In order to assess the grid resolution used in the simulations, we tried uniform Cartesian grids with three different resolutions: Coarse (225 × 100 × 150), Medium (360 × 160 × 240, about 14 million points), and Fine (576 × 256 × 384, about 57 million points). The gastric flow simulations are performed for 3 ACW cycles with each grid and the velocity fields are compared. In Appendix Figure A1, the time averaged velocity fields for the x-direction component (u) are plotted for all three resolutions. The comparison is made on the horizontal cross-section in the antrum where the gastric flow is the most energetic. The figure shows that the averaged velocity fields are almost identical for all three resolutions. More quantitative comparisons are made in Appendix Figure A2, where the time average (u_avg) as well as root-mean-squared fluctuating (u_rms) velocity profiles are plotted at four different locations.
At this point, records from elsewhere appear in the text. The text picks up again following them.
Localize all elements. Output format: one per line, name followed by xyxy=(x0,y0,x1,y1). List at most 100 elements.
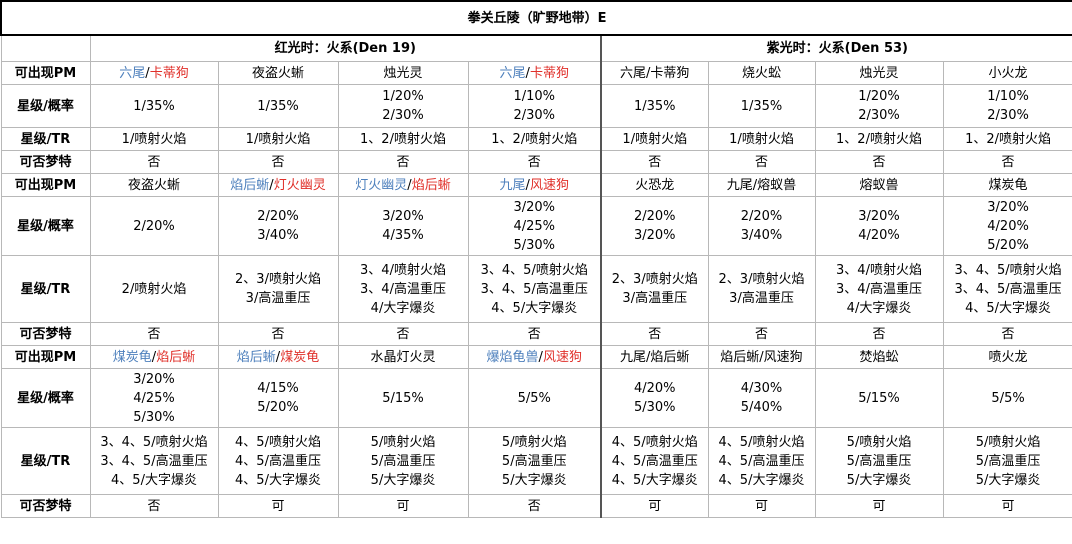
pokemon-cell: 夜盗火蜥 xyxy=(217,61,339,85)
pokemon-name: 熔蚁兽 xyxy=(859,177,899,193)
pokemon-name: / xyxy=(269,177,274,193)
rate-row: 星级/概率 3/20% 4/25% 5/30% 4/15% 5/20% 5/15% 5/5% 4… xyxy=(0,368,1072,428)
tr-cell: 3、4、5/喷射火焰 3、4、5/高温重压 4、5/大字爆炎 xyxy=(89,427,219,495)
tr-line: 4、5/大字爆炎 xyxy=(965,300,1052,316)
star-rate-line: 2/30% xyxy=(382,108,424,123)
dream-ability-cell: 否 xyxy=(337,322,469,346)
pokemon-name: 小火龙 xyxy=(988,65,1028,81)
star-rate-cell: 1/35% xyxy=(707,84,816,128)
dream-ability-cell: 否 xyxy=(942,150,1072,174)
pokemon-cell: 灯火幽灵/焰后蜥 xyxy=(337,173,469,197)
star-rate-line: 2/20% xyxy=(257,209,299,224)
pm-row: 可出现PM 煤炭龟/焰后蜥 焰后蜥/煤炭龟 水晶灯火灵 爆焰龟兽/风速狗 九尾/焰后蜥 焰后… xyxy=(0,345,1072,369)
star-rate-line: 1/35% xyxy=(257,98,299,114)
pokemon-cell: 火恐龙 xyxy=(600,173,709,197)
dream-ability-cell: 否 xyxy=(467,150,602,174)
tr-line: 5/喷射火焰 xyxy=(501,434,567,450)
tr-line: 5/高温重压 xyxy=(846,453,912,469)
tr-line: 4、5/喷射火焰 xyxy=(718,434,805,450)
star-rate-line: 2/20% xyxy=(133,218,175,234)
tr-line: 5/喷射火焰 xyxy=(846,434,912,450)
tr-cell: 2、3/喷射火焰 3/高温重压 xyxy=(217,255,339,323)
tr-line: 4、5/大字爆炎 xyxy=(718,472,805,488)
pokemon-name: 灯火幽灵 xyxy=(355,177,408,193)
tr-line: 3、4/高温重压 xyxy=(360,281,446,297)
star-rate-line: 1/35% xyxy=(740,98,783,114)
star-rate-line: 4/15% xyxy=(257,381,299,396)
star-rate-cell: 2/20% 3/40% xyxy=(217,196,339,256)
dream-row: 可否梦特否否否否否否否否 xyxy=(0,322,1072,346)
dream-ability-cell: 可 xyxy=(337,494,469,518)
pokemon-name: / xyxy=(538,349,543,365)
purple-light-group-header: 紫光时：火系(Den 53) xyxy=(600,34,1072,62)
tr-cell: 5/喷射火焰 5/高温重压 5/大字爆炎 xyxy=(467,427,602,495)
tr-cell: 1/喷射火焰 xyxy=(707,127,816,151)
tr-cell: 3、4、5/喷射火焰 3、4、5/高温重压 4、5/大字爆炎 xyxy=(942,255,1072,323)
tr-line: 5/大字爆炎 xyxy=(370,472,436,488)
tr-cell: 1、2/喷射火焰 xyxy=(337,127,469,151)
tr-line: 5/喷射火焰 xyxy=(370,434,436,450)
page-title: 拳关丘陵（旷野地带）E xyxy=(0,0,1072,36)
pokemon-name: 水晶灯火灵 xyxy=(370,349,436,365)
pokemon-name: 九尾 xyxy=(499,177,526,193)
star-rate-line: 3/20% xyxy=(633,228,676,243)
tr-row: 星级/TR 2/喷射火焰 2、3/喷射火焰 3/高温重压 3、4/喷射火焰 3、4/高温重… xyxy=(0,255,1072,323)
tr-line: 3、4、5/高温重压 xyxy=(480,281,588,297)
pokemon-name: 焰后蜥 xyxy=(236,349,276,365)
tr-row: 星级/TR 1/喷射火焰 1/喷射火焰 1、2/喷射火焰 1、2/喷射火焰 1/喷射火焰 1… xyxy=(0,127,1072,151)
star-rate-line: 4/20% xyxy=(987,218,1029,234)
tr-line: 1/喷射火焰 xyxy=(622,131,688,147)
tr-line: 4、5/喷射火焰 xyxy=(611,434,698,450)
tr-line: 3/高温重压 xyxy=(729,291,794,306)
tr-line: 1/喷射火焰 xyxy=(245,131,311,147)
tr-row: 星级/TR 3、4、5/喷射火焰 3、4、5/高温重压 4、5/大字爆炎 4、5/喷射火… xyxy=(0,427,1072,495)
star-rate-line: 4/20% xyxy=(858,228,900,243)
tr-line: 2、3/喷射火焰 xyxy=(235,272,321,287)
pokemon-cell: 烧火蚣 xyxy=(707,61,816,85)
tr-line: 3/高温重压 xyxy=(622,291,688,306)
row-label-tr: 星级/TR xyxy=(0,427,91,495)
pm-row: 可出现PM 夜盗火蜥 焰后蜥/灯火幽灵 灯火幽灵/焰后蜥 九尾/风速狗 火恐龙 九尾/熔蚁兽… xyxy=(0,173,1072,197)
star-rate-line: 3/20% xyxy=(133,371,175,387)
star-rate-line: 3/20% xyxy=(513,199,556,215)
star-rate-line: 2/30% xyxy=(858,108,900,123)
tr-line: 3、4/喷射火焰 xyxy=(836,262,922,278)
tr-line: 5/喷射火焰 xyxy=(975,434,1041,450)
tr-line: 3/高温重压 xyxy=(245,291,311,306)
pokemon-cell: 九尾/焰后蜥 xyxy=(600,345,709,369)
star-rate-cell: 3/20% 4/20% xyxy=(814,196,944,256)
pokemon-name: 风速狗 xyxy=(529,177,569,193)
dream-ability-cell: 否 xyxy=(467,322,602,346)
pokemon-cell: 煤炭龟/焰后蜥 xyxy=(89,345,219,369)
tr-line: 3、4/喷射火焰 xyxy=(360,262,446,278)
tr-line: 5/大字爆炎 xyxy=(975,472,1041,488)
star-rate-cell: 1/20% 2/30% xyxy=(337,84,469,128)
star-rate-line: 3/20% xyxy=(858,209,900,224)
pokemon-cell: 九尾/风速狗 xyxy=(467,173,602,197)
dream-ability-cell: 否 xyxy=(600,150,709,174)
tr-cell: 2、3/喷射火焰 3/高温重压 xyxy=(600,255,709,323)
tr-cell: 5/喷射火焰 5/高温重压 5/大字爆炎 xyxy=(942,427,1072,495)
tr-line: 4/大字爆炎 xyxy=(846,300,912,316)
star-rate-cell: 1/35% xyxy=(600,84,709,128)
star-rate-line: 2/30% xyxy=(513,108,556,123)
tr-line: 1/喷射火焰 xyxy=(729,131,794,147)
dream-row: 可否梦特否否否否否否否否 xyxy=(0,150,1072,174)
row-label-rate: 星级/概率 xyxy=(0,196,91,256)
row-label-dm: 可否梦特 xyxy=(0,150,91,174)
star-rate-line: 1/35% xyxy=(633,98,676,114)
pokemon-name: 煤炭龟 xyxy=(280,349,320,365)
pokemon-cell: 夜盗火蜥 xyxy=(89,173,219,197)
corner-cell xyxy=(0,34,91,62)
pokemon-cell: 煤炭龟 xyxy=(942,173,1072,197)
tr-line: 4、5/大字爆炎 xyxy=(111,472,197,488)
pokemon-name: 六尾/卡蒂狗 xyxy=(620,65,690,81)
star-rate-line: 5/15% xyxy=(382,390,424,406)
star-rate-line: 4/25% xyxy=(513,218,556,234)
star-rate-cell: 5/15% xyxy=(337,368,469,428)
star-rate-line: 2/30% xyxy=(987,108,1029,123)
star-rate-cell: 1/10% 2/30% xyxy=(942,84,1072,128)
pokemon-name: 煤炭龟 xyxy=(988,177,1028,193)
pokemon-name: 六尾 xyxy=(119,65,146,81)
pokemon-cell: 水晶灯火灵 xyxy=(337,345,469,369)
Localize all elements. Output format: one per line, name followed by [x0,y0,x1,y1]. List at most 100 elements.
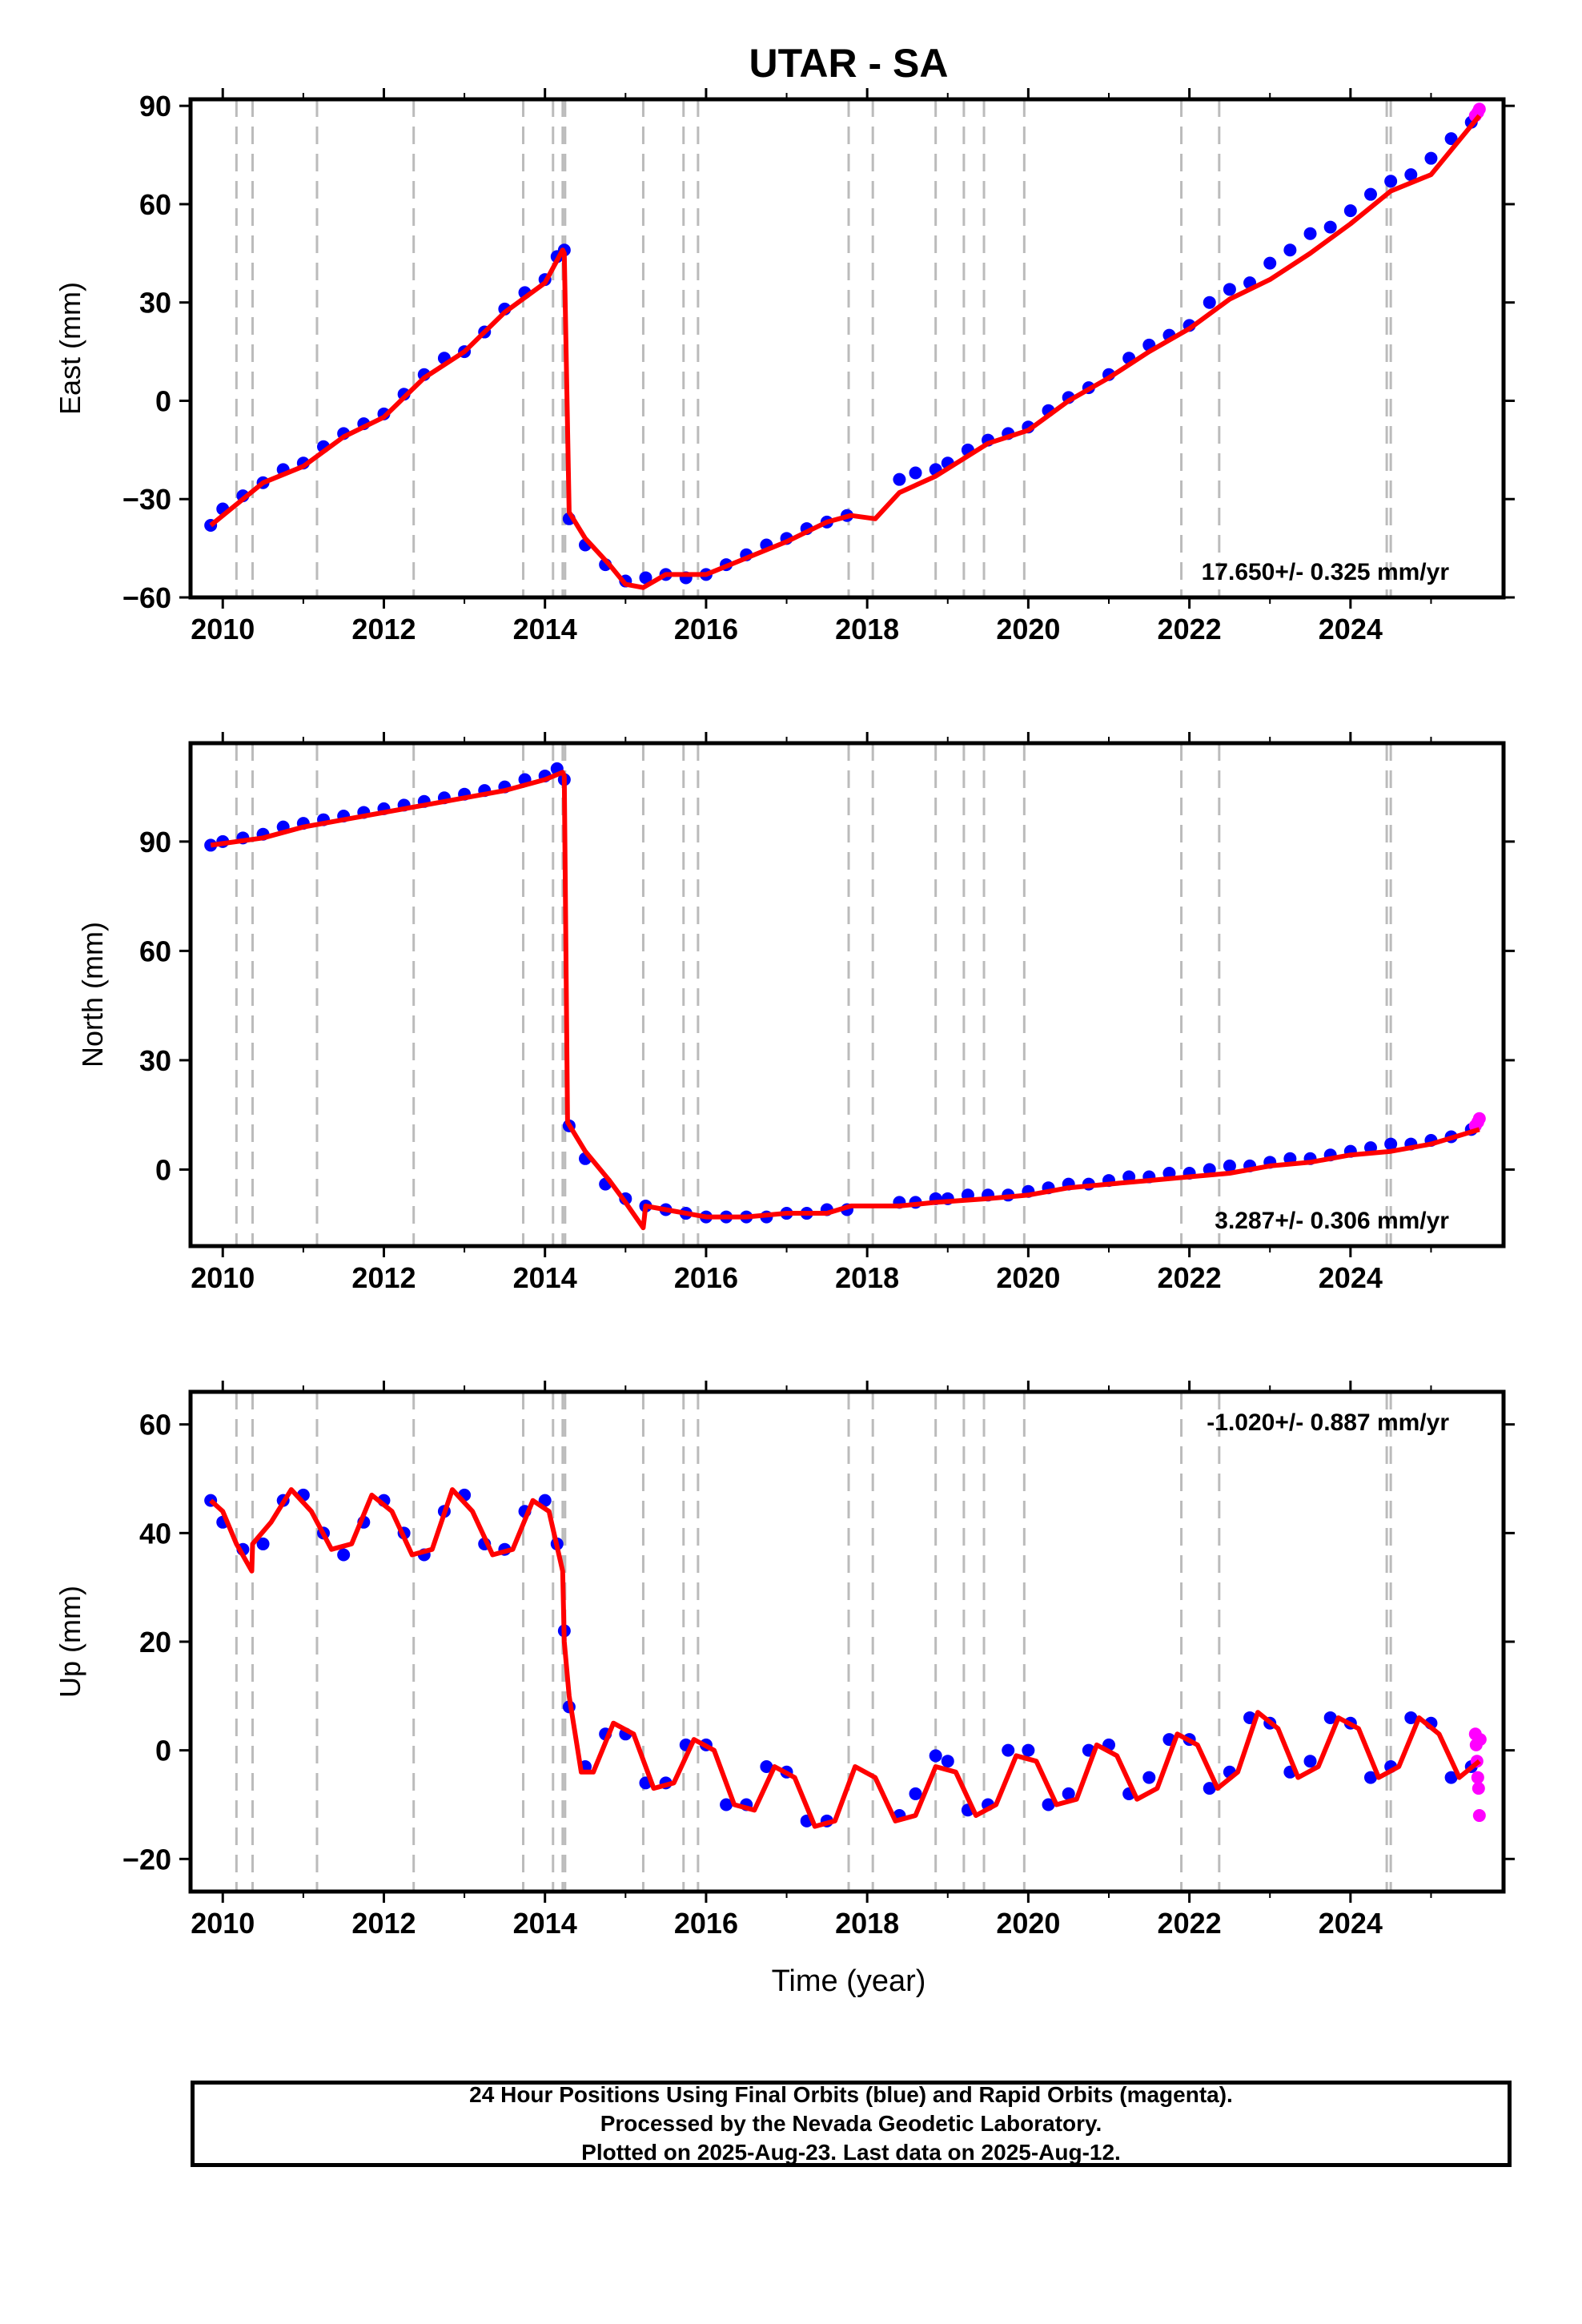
y-tick-label: 60 [139,188,171,221]
x-tick-label: 2022 [1158,613,1222,645]
x-tick-label: 2010 [191,613,255,645]
x-tick-label: 2022 [1158,1261,1222,1294]
rapid-orbit-point [1471,1771,1484,1784]
x-tick-label: 2024 [1319,1261,1383,1294]
x-tick-label: 2016 [674,613,738,645]
final-orbit-point [1303,1755,1317,1768]
plot-frame [188,741,1506,1248]
y-tick-label: 60 [139,1409,171,1441]
rapid-orbit-point [1472,1782,1485,1795]
model-fit-line [209,114,1482,590]
final-orbit-point [1022,1743,1035,1757]
y-tick-label: 20 [139,1626,171,1659]
x-axis-title: Time (year) [772,1964,926,1998]
final-orbit-point [893,472,906,486]
final-orbit-point [909,1787,922,1800]
panel-east: 2010 2012 2014 2016 2018 2020 2022 2024 −60 −30 0 3… [54,88,1515,645]
y-tick-label: −20 [122,1843,171,1876]
y-tick-label: 60 [139,935,171,967]
model-fit-line [210,770,1480,1231]
x-tick-label: 2024 [1319,1907,1383,1940]
x-tick-label: 2020 [996,613,1060,645]
chart-title: UTAR - SA [749,41,948,86]
x-tick-label: 2020 [996,1261,1060,1294]
x-tick-label: 2018 [835,613,899,645]
final-orbit-point [1384,1137,1398,1151]
y-tick-label: 40 [139,1517,171,1550]
caption-line-3: Plotted on 2025-Aug-23. Last data on 202… [581,2140,1121,2165]
final-orbit-point [1303,227,1317,240]
final-orbit-point [1323,1711,1337,1724]
data-layer [204,762,1486,1231]
x-tick-label: 2024 [1319,613,1383,645]
x-tick-label: 2020 [996,1907,1060,1940]
plot-frame [188,1389,1506,1894]
y-tick-label: 90 [139,90,171,123]
caption-line-2: Processed by the Nevada Geodetic Laborat… [600,2111,1102,2136]
x-tick-label: 2014 [513,1261,577,1294]
final-orbit-point [256,1537,270,1550]
rapid-orbit-point [1472,1809,1486,1823]
final-orbit-point [1002,1743,1015,1757]
model-fit-line [209,1487,1481,1829]
final-orbit-point [1223,1159,1236,1172]
y-axis-title: East (mm) [54,282,86,415]
x-tick-label: 2016 [674,1907,738,1940]
final-orbit-point [760,1760,773,1773]
x-tick-label: 2022 [1158,1907,1222,1940]
final-orbit-point [1363,187,1377,201]
final-orbit-point [1404,1711,1418,1724]
rapid-orbit-point [1472,103,1486,116]
x-tick-label: 2014 [513,1907,577,1940]
x-tick-label: 2010 [191,1261,255,1294]
y-tick-label: 0 [155,1153,171,1186]
x-tick-label: 2012 [351,1261,416,1294]
final-orbit-point [720,1798,733,1811]
final-orbit-point [639,571,652,585]
y-tick-label: 0 [155,1735,171,1767]
x-tick-label: 2012 [351,1907,416,1940]
x-tick-label: 2010 [191,1907,255,1940]
panel-north: 2010 2012 2014 2016 2018 2020 2022 2024 0 30 60 90 N… [76,732,1515,1294]
x-tick-label: 2016 [674,1261,738,1294]
data-layer [204,103,1486,590]
y-tick-label: −30 [122,483,171,516]
final-orbit-point [909,466,922,480]
final-orbit-point [1142,1771,1156,1784]
final-orbit-point [1404,168,1418,182]
final-orbit-point [1203,296,1216,309]
final-orbit-point [1424,151,1438,165]
plot-frame [188,97,1506,600]
y-tick-label: 30 [139,287,171,320]
final-orbit-point [337,1548,351,1562]
final-orbit-point [1323,220,1337,234]
rapid-orbit-point [1473,1733,1487,1747]
rate-label: -1.020+/- 0.887 mm/yr [1207,1409,1449,1436]
panel-up: 2010 2012 2014 2016 2018 2020 2022 2024 −20 0 20 40… [54,1381,1515,1940]
caption-line-1: 24 Hour Positions Using Final Orbits (bl… [469,2082,1233,2107]
data-layer [204,1487,1487,1829]
final-orbit-point [1444,132,1458,146]
final-orbit-point [204,838,218,852]
panels: 2010 2012 2014 2016 2018 2020 2022 2024 −60 −30 0 3… [54,88,1515,1940]
final-orbit-point [1283,243,1297,257]
y-axis-title: North (mm) [76,922,109,1068]
final-orbit-point [1203,1782,1216,1795]
y-tick-label: 30 [139,1044,171,1077]
y-tick-label: 0 [155,384,171,417]
final-orbit-point [1223,283,1236,296]
final-orbit-point [1263,256,1277,270]
rate-label: 17.650+/- 0.325 mm/yr [1202,559,1450,585]
final-orbit-point [1343,204,1357,218]
final-orbit-point [1363,1771,1377,1784]
x-tick-label: 2012 [351,613,416,645]
x-tick-label: 2014 [513,613,577,645]
final-orbit-point [1062,1787,1075,1800]
final-orbit-point [1042,1798,1055,1811]
y-tick-label: 90 [139,826,171,858]
final-orbit-point [929,1749,942,1763]
y-tick-label: −60 [122,581,171,614]
x-tick-label: 2018 [835,1907,899,1940]
y-axis-title: Up (mm) [54,1586,86,1698]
Overall, the velocity profiles match well with each other. While there is a little discrepancy for the coarse resolution comparing to the medium and fine ones, the maximum difference between the medium and fine resolutions is found to be only 5% of the peak velocity magnitude. Based on this assessment, the medium resolution is used for all the simulations presented in this study.

APPENDIX FIGURE A1

Appendix Figure A1. Comparison of the time averaged velocity fields on the horizontal cross-section in the antrum for three different grid resolutions: Coarse (225 × 100 × 150), Medium (360 × 160 × 240), and Fine (576 × 256 × 384). The velocity component in the x-direction (u) is averaged for one ACW cycle (20 s).

APPENDIX FIGURE A2

Appendix Figure A2. Comparisons of the velocity profiles at four different locations (x = 2,4,6, and 8 cm) on the horizontal cross-section in the antrum (see Appendix Figure A1). (A) Time averaged velocity in the x-direction. (B) Root-mean-squared velocity fluctuation.